Moreover, the study results indicated decreased PSA, SHBG, and TS levels in the training group, in within-group comparisons, and compared to the control group. The results of the present study are inconsistent with the results of studies by Glavao et al. (2014) (10). Liu et al. (2011) and Fathollahi et al. (2017) showed that PSA levels as an important marker of prostate cancer decrease significantly after losing weight and BMI. To explain this inverse relationship between BMI and PSA level, we can say that serum levels of androgens decrease by raising the BMI and weight and influence the growth and differentiation of the prostate. Hence, the PSA production is influenced by the effect of androgens on promotor area response elements (11-13).

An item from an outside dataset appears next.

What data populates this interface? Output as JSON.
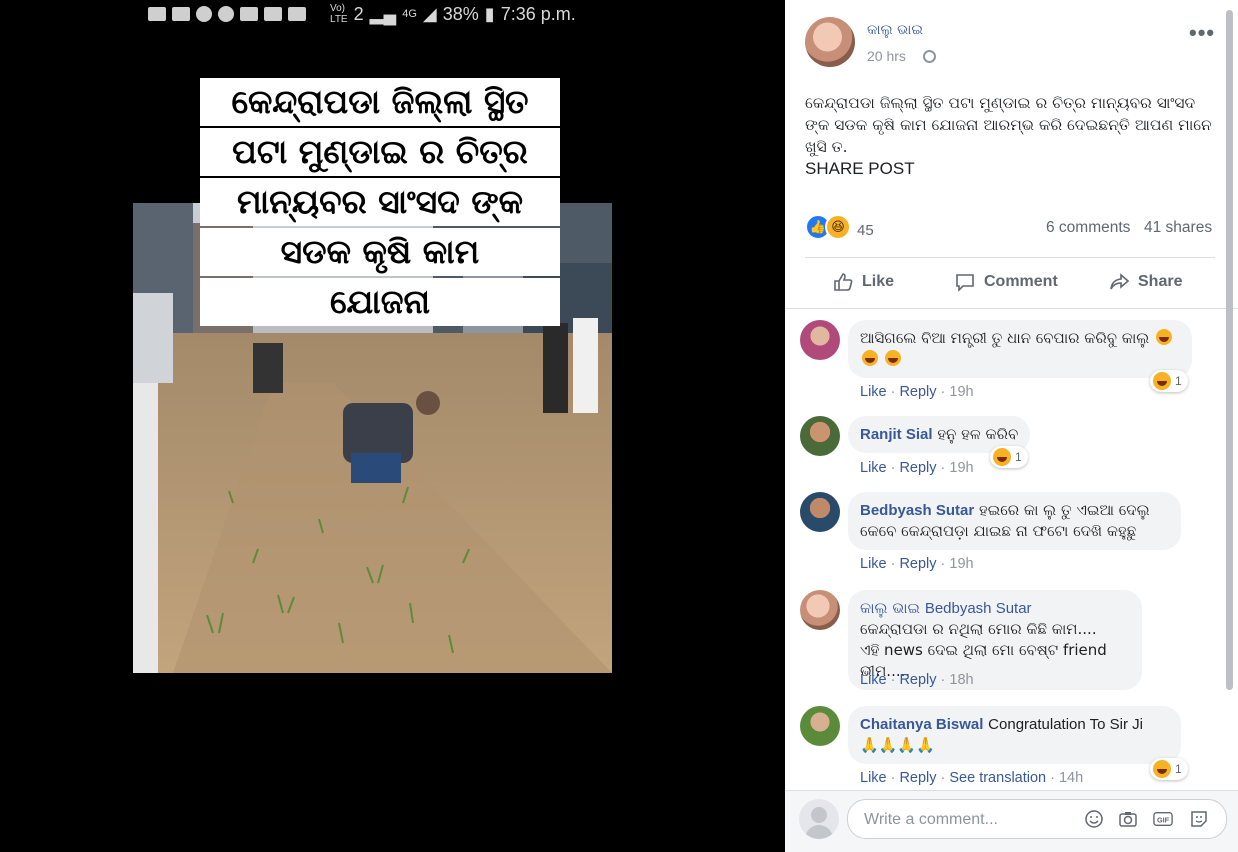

Furthermore, in the study by Popovic et al. (2019), it is shown that endurance training of reducing insulin level and IGF-1 has a direct influence on increasing the production of androgen levels, especially TS and SHBG that is consistent to the results of our study (14). Besides, the results of the study showed that the serum level of PTEN protein had significantly increased in the training group compared to pre-test and the control group. In the study of Dashtian et al. (2017) and Ma et al. (2013) they examined the influence of intermittent training and endurance training on gene expression and PTEN protein in gastrocnemius and soleus muscles of Wistar rats (15, 16). The results showed that PTEN, MRNA, and PTEN protein have decreased in gastrocnemius and soleus muscles which is inconsistent to the results of our study. Yu et al. (2016) reported that exercise with inhibition of MDM2 causes an increase in PTEN and P53 levels. PTEN with PIP3 inhibition that is an Akt inhibitor prevents cell death. Hence, it seems that the increase of serum level of PTEN can have an effective role to improve the patients’ condition (17, 18). Among the limitations of study, we can point out the size of samples and also the duration of the training protocol which can be influential on the responses of study variables. Hence, more studies with larger sample size and duration of training program are needed to catch favorable responses in case of combined training.
5.1. Conclusions
Eight weeks of combined resistance and endurance training can improve the body composition indices, strength, and endurance performance in prostate cancer patients. Moreover, combined training can have an influential role in improving the physical condition of these patients.